Russian courts have been reformed since the end of the Soviet Union, but there may as well not have been. Despite efforts to bring in jury trials, transparency and so on, some 98 percent of cases still end in a conviction. In some regions – such as Krasnodar in the south – if the state prosecutors open a case against you and take you to court, you will 100 percent of the time be found guilty.
As it happened, while the British press was fixating on the government’s failure to get Abu Qatada out of the country, these two rulings on Tuesday, April 17 were quietly demonstrating the full range of work that the court does to provide justice for Russian citizens let down by their own court system.
At one extreme, there was a finding in favour of a Chechen woman whose husband had been killed by Russian soldiers. At the other extreme, the court was protecting the rights of those same Russian soldiers against the Russian state. It is hard to imagine how a day’s caseload could be more indicative of the legal nihilism that Russia has sunk into or the importance of Strasbourg in opposing it. In both examples, Russian officials delayed, obfuscated and failed to do the duties they were supposed to do, until the ECtHR slapped them down.
Seen in this context, the concerns British politicans have about the court are revealed for the petty nonsense that they are, but their rhetoric does a lot of harm nonetheless:
The torrent of decisions has not gone un-noticed by top officials. A court decision last summer forcing Russia to give paternity leave to servicemen provoked Alexander Torshin, then acting speaker of the upper house of the Russian parliament, to propose a new law that would guarantee the supremacy of Russian courts over the ECtHR.
“I think that, with its new practices, the Strasbourg Court, departing from the bounds of the European Convention, has moved into the area of the state sovereignty of Russia, and is trying to dictate to the national lawmaker which legal acts it must adopt, which thus violates the principle of the superiority of the Constitution of the Russian Federation in the legal system of our state,” he wrote in an article in the government’s own newspaper Rossiiskaya Gazeta.
He then listed other countries that have had trouble with the court over the years – Germany, Britain, Switzerland and Austria – using their efforts to find a way to square their own legislation with the court as justification for his own bill.
Although the bill has not got anywhere since it was mooted in July, his article was a clear sign that criticism of the court in western countries where it does little work is amplified in Russia where its work is crucial.
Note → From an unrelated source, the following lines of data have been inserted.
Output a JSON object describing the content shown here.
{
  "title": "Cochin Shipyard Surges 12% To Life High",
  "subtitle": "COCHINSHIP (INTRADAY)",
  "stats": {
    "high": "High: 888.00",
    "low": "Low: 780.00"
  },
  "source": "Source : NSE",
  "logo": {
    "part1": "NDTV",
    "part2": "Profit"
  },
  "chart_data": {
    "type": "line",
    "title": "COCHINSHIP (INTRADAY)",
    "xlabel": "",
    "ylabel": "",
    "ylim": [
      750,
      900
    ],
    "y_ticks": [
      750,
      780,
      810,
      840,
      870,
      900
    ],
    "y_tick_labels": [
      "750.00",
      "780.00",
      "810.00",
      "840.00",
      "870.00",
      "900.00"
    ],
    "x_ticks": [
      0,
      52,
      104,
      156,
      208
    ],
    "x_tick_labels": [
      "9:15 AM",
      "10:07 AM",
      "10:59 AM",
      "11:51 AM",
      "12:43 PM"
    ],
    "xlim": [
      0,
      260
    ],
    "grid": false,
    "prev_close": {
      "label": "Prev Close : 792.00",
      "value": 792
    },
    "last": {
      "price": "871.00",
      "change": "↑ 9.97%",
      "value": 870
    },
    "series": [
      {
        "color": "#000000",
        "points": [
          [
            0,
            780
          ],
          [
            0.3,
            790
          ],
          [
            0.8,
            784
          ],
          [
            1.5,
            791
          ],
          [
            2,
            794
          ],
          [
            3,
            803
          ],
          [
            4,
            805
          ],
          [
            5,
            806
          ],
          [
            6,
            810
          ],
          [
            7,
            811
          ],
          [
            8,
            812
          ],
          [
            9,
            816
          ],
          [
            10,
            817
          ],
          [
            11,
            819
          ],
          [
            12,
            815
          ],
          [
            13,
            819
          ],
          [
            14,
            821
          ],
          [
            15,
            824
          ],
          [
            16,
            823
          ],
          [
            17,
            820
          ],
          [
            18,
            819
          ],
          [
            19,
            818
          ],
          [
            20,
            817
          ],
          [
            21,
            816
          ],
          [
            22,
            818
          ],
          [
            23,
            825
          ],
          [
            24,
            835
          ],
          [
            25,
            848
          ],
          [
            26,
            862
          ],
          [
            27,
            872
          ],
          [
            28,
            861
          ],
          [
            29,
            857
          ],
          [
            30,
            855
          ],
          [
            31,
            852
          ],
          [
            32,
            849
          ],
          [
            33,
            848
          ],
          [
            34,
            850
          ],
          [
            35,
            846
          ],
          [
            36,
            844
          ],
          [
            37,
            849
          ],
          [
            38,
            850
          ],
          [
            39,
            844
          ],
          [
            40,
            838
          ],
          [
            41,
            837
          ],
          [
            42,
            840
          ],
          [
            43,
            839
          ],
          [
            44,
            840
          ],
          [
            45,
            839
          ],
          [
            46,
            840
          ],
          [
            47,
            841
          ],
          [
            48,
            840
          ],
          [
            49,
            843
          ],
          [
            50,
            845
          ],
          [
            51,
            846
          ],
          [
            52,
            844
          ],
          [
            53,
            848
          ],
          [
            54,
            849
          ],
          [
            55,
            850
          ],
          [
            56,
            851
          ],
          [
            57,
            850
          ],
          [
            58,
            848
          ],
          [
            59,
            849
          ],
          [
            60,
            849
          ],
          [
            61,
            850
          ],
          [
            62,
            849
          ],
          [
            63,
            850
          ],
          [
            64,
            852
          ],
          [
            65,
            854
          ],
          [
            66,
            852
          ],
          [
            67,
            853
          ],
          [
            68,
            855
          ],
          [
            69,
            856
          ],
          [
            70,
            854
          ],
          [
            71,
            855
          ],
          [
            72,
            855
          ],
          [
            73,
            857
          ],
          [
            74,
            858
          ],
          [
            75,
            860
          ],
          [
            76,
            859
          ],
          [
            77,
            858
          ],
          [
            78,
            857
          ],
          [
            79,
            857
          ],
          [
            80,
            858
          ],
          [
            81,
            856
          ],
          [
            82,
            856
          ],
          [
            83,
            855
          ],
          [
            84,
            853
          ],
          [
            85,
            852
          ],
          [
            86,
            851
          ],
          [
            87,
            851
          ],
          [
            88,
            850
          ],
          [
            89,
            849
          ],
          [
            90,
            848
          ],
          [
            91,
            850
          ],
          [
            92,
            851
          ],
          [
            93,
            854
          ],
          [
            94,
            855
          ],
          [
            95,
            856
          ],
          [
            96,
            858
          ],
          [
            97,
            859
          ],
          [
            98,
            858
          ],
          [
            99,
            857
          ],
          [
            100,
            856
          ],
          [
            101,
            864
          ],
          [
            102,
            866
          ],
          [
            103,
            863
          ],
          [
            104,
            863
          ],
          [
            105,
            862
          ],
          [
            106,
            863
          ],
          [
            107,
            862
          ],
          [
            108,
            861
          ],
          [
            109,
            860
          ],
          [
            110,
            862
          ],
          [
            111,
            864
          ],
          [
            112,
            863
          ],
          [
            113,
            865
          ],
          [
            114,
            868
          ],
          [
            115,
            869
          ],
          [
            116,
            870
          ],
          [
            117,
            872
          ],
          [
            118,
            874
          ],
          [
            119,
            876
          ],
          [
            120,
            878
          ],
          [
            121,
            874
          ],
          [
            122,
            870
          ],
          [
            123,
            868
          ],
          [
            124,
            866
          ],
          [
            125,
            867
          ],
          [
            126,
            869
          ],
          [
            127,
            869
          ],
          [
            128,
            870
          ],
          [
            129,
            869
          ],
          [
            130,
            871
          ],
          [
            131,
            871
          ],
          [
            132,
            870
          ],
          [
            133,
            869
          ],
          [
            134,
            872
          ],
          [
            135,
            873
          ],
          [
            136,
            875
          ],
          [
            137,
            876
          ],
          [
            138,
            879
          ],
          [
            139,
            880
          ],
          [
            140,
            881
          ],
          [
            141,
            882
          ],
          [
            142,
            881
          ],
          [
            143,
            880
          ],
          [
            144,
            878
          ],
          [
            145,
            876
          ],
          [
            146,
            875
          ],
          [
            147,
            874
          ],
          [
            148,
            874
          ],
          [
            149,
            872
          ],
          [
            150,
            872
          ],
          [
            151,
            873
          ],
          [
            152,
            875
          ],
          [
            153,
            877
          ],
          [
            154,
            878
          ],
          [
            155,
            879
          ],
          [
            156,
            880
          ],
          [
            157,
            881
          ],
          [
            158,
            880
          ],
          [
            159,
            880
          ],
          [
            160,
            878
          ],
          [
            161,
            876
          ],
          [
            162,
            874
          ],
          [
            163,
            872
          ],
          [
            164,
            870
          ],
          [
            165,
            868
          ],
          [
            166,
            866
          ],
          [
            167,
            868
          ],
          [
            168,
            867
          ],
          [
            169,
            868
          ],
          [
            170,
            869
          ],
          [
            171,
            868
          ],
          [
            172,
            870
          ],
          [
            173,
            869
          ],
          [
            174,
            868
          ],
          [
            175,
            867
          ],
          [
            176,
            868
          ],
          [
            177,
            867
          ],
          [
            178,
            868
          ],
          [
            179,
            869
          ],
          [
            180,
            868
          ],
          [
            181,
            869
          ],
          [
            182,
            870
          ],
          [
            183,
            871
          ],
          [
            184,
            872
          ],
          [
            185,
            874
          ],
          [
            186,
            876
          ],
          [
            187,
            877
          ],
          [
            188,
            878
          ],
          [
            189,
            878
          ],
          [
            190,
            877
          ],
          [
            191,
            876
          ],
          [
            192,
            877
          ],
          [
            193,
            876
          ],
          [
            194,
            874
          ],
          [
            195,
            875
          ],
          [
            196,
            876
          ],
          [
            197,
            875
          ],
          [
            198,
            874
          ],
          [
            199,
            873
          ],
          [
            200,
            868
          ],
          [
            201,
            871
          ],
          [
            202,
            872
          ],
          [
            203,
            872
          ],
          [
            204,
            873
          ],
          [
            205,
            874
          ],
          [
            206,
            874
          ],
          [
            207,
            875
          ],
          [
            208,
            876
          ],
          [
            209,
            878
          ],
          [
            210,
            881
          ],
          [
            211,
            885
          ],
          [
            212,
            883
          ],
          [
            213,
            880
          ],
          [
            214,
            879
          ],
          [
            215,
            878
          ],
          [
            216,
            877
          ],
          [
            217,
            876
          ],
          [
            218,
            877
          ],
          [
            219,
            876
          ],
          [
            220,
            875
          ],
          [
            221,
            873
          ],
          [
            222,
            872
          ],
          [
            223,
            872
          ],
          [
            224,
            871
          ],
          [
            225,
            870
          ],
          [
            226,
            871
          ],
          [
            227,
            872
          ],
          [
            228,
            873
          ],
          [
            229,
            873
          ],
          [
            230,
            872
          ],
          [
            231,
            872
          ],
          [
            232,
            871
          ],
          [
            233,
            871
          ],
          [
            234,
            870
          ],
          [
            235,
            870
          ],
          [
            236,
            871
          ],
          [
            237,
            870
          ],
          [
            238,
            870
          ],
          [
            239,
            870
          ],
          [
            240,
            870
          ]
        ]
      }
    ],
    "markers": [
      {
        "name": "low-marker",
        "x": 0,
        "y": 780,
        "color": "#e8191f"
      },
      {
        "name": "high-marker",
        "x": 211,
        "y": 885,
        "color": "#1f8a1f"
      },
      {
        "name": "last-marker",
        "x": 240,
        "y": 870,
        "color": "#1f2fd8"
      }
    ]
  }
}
In other words, Cameron and Clegg, like Brown and Blair before them, give cover for authoritarian regimes in Russia and elsewhere in Europe with their petty, party political posturing, potentially allowing one of the few ways in which such governments can be held to account by their own citizens to be neutered. For those of us on the left this should be an incredibly dangerous development, even if we’re often skeptical of the use the courts and the law are put through, as they’re still one of the few ways in which ordinary people can fight back agains the state and without them our own struggles will be that much harder.